Global equity returns continued to be positive in December with the FTSE All World Index (USD) climbing 4.8%. Inflation fell faster than expected in several western economies. This has heightened expectations for rapid cuts to central banks’ interest rates during 2024. Mid-month the Federal Reserve’s own policy projections indicated substantial rate cuts to come. With the global Index now just 4% below the all-time end of 2021 high, the fears of “higher for longer” that surrounded the market sell off in the summer seem long forgotten.
The equity market rally has been relatively narrow and dominated by a small handful of technology companies. These firms generally continue to enjoy increasing growth forecasts. Such growth is becoming increasingly tricky to find.

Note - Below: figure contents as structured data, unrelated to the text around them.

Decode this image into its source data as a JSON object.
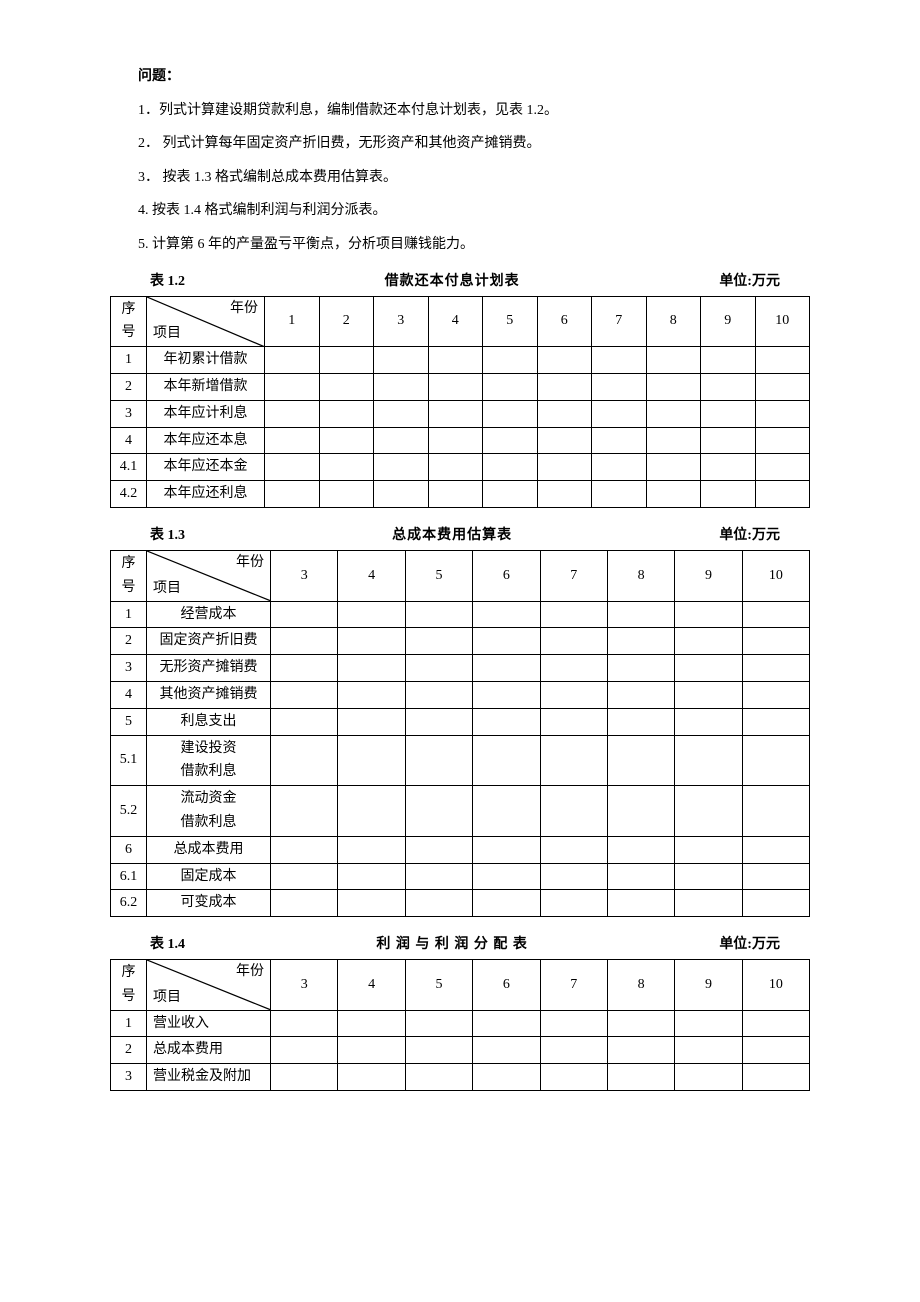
{
  "heading": "问题：",
  "questions": [
    "1．列式计算建设期贷款利息，编制借款还本付息计划表，见表 1.2。",
    "2． 列式计算每年固定资产折旧费，无形资产和其他资产摊销费。",
    "3． 按表 1.3 格式编制总成本费用估算表。",
    "4. 按表 1.4 格式编制利润与利润分派表。",
    "5. 计算第 6 年的产量盈亏平衡点，分析项目赚钱能力。"
  ],
  "diag_labels": {
    "year": "年份",
    "item": "项目"
  },
  "seq_label": "序号",
  "t12": {
    "label": "表 1.2",
    "title": "借款还本付息计划表",
    "unit": "单位:万元",
    "years": [
      "1",
      "2",
      "3",
      "4",
      "5",
      "6",
      "7",
      "8",
      "9",
      "10"
    ],
    "rows": [
      {
        "n": "1",
        "name": "年初累计借款"
      },
      {
        "n": "2",
        "name": "本年新增借款"
      },
      {
        "n": "3",
        "name": "本年应计利息"
      },
      {
        "n": "4",
        "name": "本年应还本息"
      },
      {
        "n": "4.1",
        "name": "本年应还本金"
      },
      {
        "n": "4.2",
        "name": "本年应还利息"
      }
    ]
  },
  "t13": {
    "label": "表 1.3",
    "title": "总成本费用估算表",
    "unit": "单位:万元",
    "years": [
      "3",
      "4",
      "5",
      "6",
      "7",
      "8",
      "9",
      "10"
    ],
    "rows": [
      {
        "n": "1",
        "name": "经营成本"
      },
      {
        "n": "2",
        "name": "固定资产折旧费"
      },
      {
        "n": "3",
        "name": "无形资产摊销费"
      },
      {
        "n": "4",
        "name": "其他资产摊销费"
      },
      {
        "n": "5",
        "name": "利息支出"
      },
      {
        "n": "5.1",
        "name": "建设投资\n借款利息"
      },
      {
        "n": "5.2",
        "name": "流动资金\n借款利息"
      },
      {
        "n": "6",
        "name": "总成本费用"
      },
      {
        "n": "6.1",
        "name": "固定成本"
      },
      {
        "n": "6.2",
        "name": "可变成本"
      }
    ]
  },
  "t14": {
    "label": "表 1.4",
    "title": "利 润 与 利 润 分 配 表",
    "unit": "单位:万元",
    "years": [
      "3",
      "4",
      "5",
      "6",
      "7",
      "8",
      "9",
      "10"
    ],
    "rows": [
      {
        "n": "1",
        "name": "营业收入"
      },
      {
        "n": "2",
        "name": "总成本费用"
      },
      {
        "n": "3",
        "name": "营业税金及附加"
      }
    ]
  }
}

One area of the global equity market that has been left behind generally is China. The knock-on impacts of the property sector bust on the domestic economy are relatively well understood. What international investors continue to struggle with, is the gauntlet of regulations and a changing operating environment for companies. A further unanticipated change occurred during December when the country introduced more stringent rules for online gaming companies. While Tencent spokesman indicated they are well positioned to manage the new rules, the violent share price reaction to the news indicated concerns of the investment community. As we wrote last time multiples are generally low in the country and international investors are generally very underweight in the region. Both, historically, change rapidly once confidence returns.
Trading activity was limited with some reductions in weightings to the energy sector, Adobe and a top-up in AMD and the S&P ETF. A new position was established in Crowdstrike in line with the fund.
During the month, the Ashburton Global Equity Growth Model Portfolio (USD) returned +6.4%. The best performing stocks held were Enphase (+30.8%), Align (+28.2%) and AMD (+21.7%). While the worst were Tencent (-10.2%), Patterson (-7.8%) and Vermilion (-3.6%).
2024 will be another huge year for geopolitics, with a record number of elections being held globally. Inflation remains among the most important variables for investors to watch given it tends to drive the central bank decision makers who raise or lower global liquidity levels, which affect investment markets. We continue to look for reasonably priced quality companies who are compounding their intrinsic value and offering above market growth rates.